The Morning: March 11, 2011

On the President and the mythical “center” – No one ever seems to listen to Robert Reich anymore.  That seems stupid, because he’s often right.  In this case he is spot on about how the search for and drift the center may work for President Obama like it did for President Clinton.  Even the stock market seems to be realizing (1.9% drop yesterday) that a jobless recovery is not sustainable.  Republicans are working on a budget at a Federal level that will slow the recovery and states are being forced to cut vital programs, which will extend the pain for most Americans.

The center is the reason that the President hasn’t spoken on the events in Wisconsin, Ohio, and Michigan even though he pledged to stand with workers as a candidate.  The center is the reason that the President compromised before he has to.  It’s the reason he cut LIHEAP, CSBG, and CDBG before the Republican budget proposal was released.  The center is why he brought on Bill Daley and why were only going to see President Obama taking a lead on things that no one can criticize, like his focus on bullying this week.  The center is why the Republicans are controlling the messaging.


The Quake in Japan and the attempted “Americanization” of global events – Wow.  The quake is devastating.  Cable news coverage has been decent.  As the day has gone on it has turned more and more to personal stories of the quake.  This is to be expected as seismologists can be a bit dry and the only new news at this point is the rescue effort and body count.

What has been fascinating, and a little exasperating, about quake coverage and reporting about the uprising in the Middle East is the attempt to “Americanize” the story by focusing on the impact of Twitter and Facebook.  Twitter and Facebook were used as tools to organize, at first, in Tunisia and Egypt.  Then the internet went down and the streets filled with protesters.  With no internet there was no social media; but every other report mentioned the power of Facebook and Twitter, which was ancillary at best at that point.

The same thing is happening with the quake.  People in Japan have been updating on Twitter, but that’s not the story.  Still, it has warranted minutes of coverage on both MSNBC and CNN.  MSNBC let its audience know which celebrities sent “sympathy tweets” about the quake.  It seems to be based on an unfortunate belief that we won’t pay attention to something unless we can somehow relate to it.


Well, this worked out for Governor Walker – News coverage has shifted to the quake and the potentially illegal maneuvers in Wisconsin are out of the news cycle for a bit.  Governor Walker and his ilk in government are going to continue push dramatic changes until they can’t.  That means 2012 at the earliest.  They can do this because they won massive majorities in November.  They can do this because liberals and Democrats didn’t show up when it counted.  They can make Democrats climb through a window to attend a debate because we couldn’t pull it together.
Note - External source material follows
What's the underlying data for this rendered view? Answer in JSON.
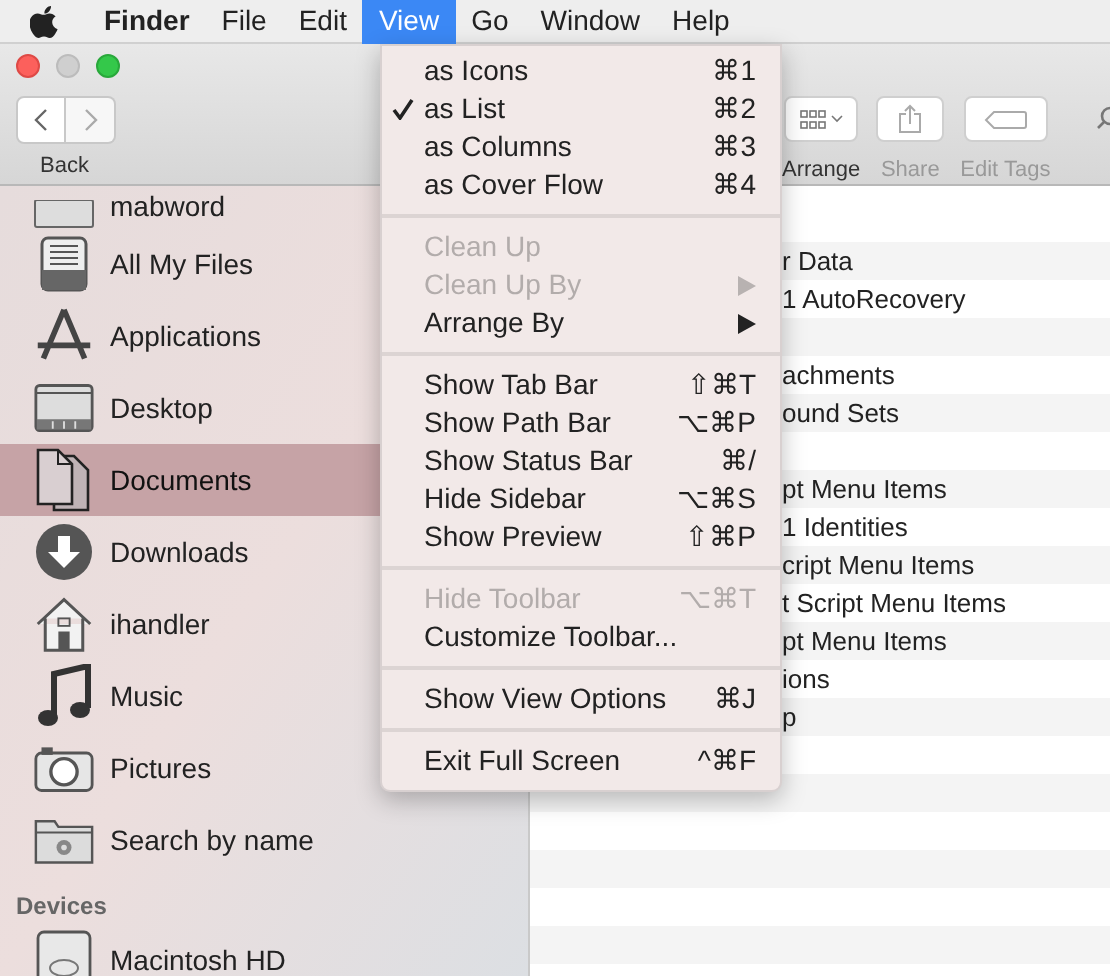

But it can also work for the rest of us – The protesters across the midwest are inspiring.  It is stirring to see hundreds of thousands of people speaking truth to power and fighting to protect what little political power they have.  This is important.  What is more important is holding on to this feeling and this action.  The protests mean nothing if it can’t be translated into victory in 2012.  If Democrats and liberals can’t capture this zeitgeist, then we deserve whatever nation we get.  Wisconsin has shown us that we have to care all the time, not just when a candidate makes soaring speeches.  It’s time to support the workers now and lay the groundwork to win in 2012.

Shutdown – It might not be avoidable.  Which might actually be a good thing.  We can’t continue to pass two-week measures that cut a little here and snip a little there.  It’s irresponsible and will allow the GOP to achieve their goals on a week by week basis.  A showdown over the budget, with President Obama leading the way and speaking about the need to close loopholes and raise revenue, in addition to making responsible cuts.  If the President leads here, he may keep the momentum of Wisconsin rolling.

Oil – The President just announced (in a 12:30 press conference) that he is willing to tap the Strategic Petroleum Reserve.  It seems premature.  Yes, gas is rising (I just paid 3.79 per gallon this morning) but are we at this emergency point yet? Tapping the reserve seems to directly contradict what the rest of President Obama’s remarks have been about, which is reducing demand.  High prices will reduce demand.